CHICAGO – The increasingly complex world of advanced, targeted TV advertising may settle down into an accepted norm of multiple standards, buying channels and viewer identity profiles – as long as there are sufficient connectors to translate between each of them.
In the latest move, OpenID, the US TV network consortium, is launching its own such identity system.
In this video interview with Beet.TV, Matt Spiegel, who runs the media division of TransUnion, explains how the identity system, powered by his company, will work.
Powering ID
“Each of these different players in the industry need to create an understanding of identity and be able to translate that across different platforms and have the right connect connection points,” Spiegel says. “They all have to be able to translate from one data set to another, from one identity to another.

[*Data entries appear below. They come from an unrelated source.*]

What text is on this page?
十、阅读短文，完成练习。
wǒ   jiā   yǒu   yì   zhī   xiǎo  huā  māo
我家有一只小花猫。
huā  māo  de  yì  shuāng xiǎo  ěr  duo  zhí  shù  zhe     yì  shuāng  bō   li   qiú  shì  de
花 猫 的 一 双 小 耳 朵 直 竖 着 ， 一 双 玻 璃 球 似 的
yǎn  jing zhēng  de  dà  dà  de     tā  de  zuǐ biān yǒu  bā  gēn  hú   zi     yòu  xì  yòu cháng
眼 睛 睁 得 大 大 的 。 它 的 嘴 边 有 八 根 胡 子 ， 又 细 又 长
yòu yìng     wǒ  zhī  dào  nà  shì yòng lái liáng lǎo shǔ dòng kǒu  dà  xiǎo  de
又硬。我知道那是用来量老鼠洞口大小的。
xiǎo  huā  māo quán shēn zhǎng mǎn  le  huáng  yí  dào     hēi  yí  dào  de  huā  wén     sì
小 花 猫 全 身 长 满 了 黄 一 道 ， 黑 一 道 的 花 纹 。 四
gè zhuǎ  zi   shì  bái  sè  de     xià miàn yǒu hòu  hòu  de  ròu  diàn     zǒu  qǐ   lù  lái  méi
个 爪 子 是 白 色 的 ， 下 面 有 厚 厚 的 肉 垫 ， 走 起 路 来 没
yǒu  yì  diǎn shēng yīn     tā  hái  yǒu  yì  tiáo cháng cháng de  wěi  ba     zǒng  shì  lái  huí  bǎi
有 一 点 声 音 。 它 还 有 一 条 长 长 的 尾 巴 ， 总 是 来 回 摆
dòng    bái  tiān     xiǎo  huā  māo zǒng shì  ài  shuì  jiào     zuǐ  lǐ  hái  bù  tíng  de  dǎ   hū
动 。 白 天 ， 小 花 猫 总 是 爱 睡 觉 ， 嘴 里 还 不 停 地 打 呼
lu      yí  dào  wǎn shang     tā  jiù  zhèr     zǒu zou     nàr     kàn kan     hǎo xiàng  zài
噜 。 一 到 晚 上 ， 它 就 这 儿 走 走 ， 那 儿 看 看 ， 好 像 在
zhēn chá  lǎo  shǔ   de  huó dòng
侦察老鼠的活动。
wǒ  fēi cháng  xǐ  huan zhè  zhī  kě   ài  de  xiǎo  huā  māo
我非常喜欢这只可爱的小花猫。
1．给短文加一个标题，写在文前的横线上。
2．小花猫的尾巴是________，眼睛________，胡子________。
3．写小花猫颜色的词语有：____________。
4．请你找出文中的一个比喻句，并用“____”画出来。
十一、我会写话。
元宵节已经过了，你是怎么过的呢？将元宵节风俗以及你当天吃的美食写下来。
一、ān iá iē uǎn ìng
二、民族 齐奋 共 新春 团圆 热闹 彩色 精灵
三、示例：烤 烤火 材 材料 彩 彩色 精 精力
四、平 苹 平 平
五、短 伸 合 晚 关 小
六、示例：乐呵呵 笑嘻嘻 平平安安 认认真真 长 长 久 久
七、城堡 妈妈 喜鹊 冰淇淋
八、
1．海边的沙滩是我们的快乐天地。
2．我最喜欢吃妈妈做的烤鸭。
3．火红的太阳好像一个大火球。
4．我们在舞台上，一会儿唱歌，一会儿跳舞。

“In order to do that behind the scenes, you’ve got to have the right different data matching mechanisms … called ‘crosswalks’ … to maintain a translation layer from one ID set to another. What we’re doing is giving … the OpenAP ID that ability.
“When they work with their network partners or their advertising partners, because it’s underpinned by TransUnion’s intelligence and we are connected to all these different ID sets, the ability is (for targeting) to … start anywhere. (For example), start with a client’s first-party data, start with the network’s first party data, start with a third-party available data.”
OpenAP’s progress
OpenAP is a way for ad buyers to buy across AMC Networks, Fox, NBC Universal, ViacomCBS, Univision and The Weather Channel properties.
Launched three years ago, OpenAP first aimed to harmonize the meta data descriptions used by a variety of TV broadcasters in order to make selling more scaleable.
Then it made a step-change by launching an actual marketplace through which ad buyers can purchase data-driven TV ads across those networks from OpenAP itself, or else through buying platforms with OpenAP integrations.
And it launched a supply-side platform (SSP) in January.
Start anywhere
It announced its OpenID in April, calling it a “a consistent person-level audience definition that is unified across linear and digital video environments and enables efficient matching with viewership currencies for distribution to multiple television publishers, evolving advanced TV from age and gender demographics to ID-based targeting”.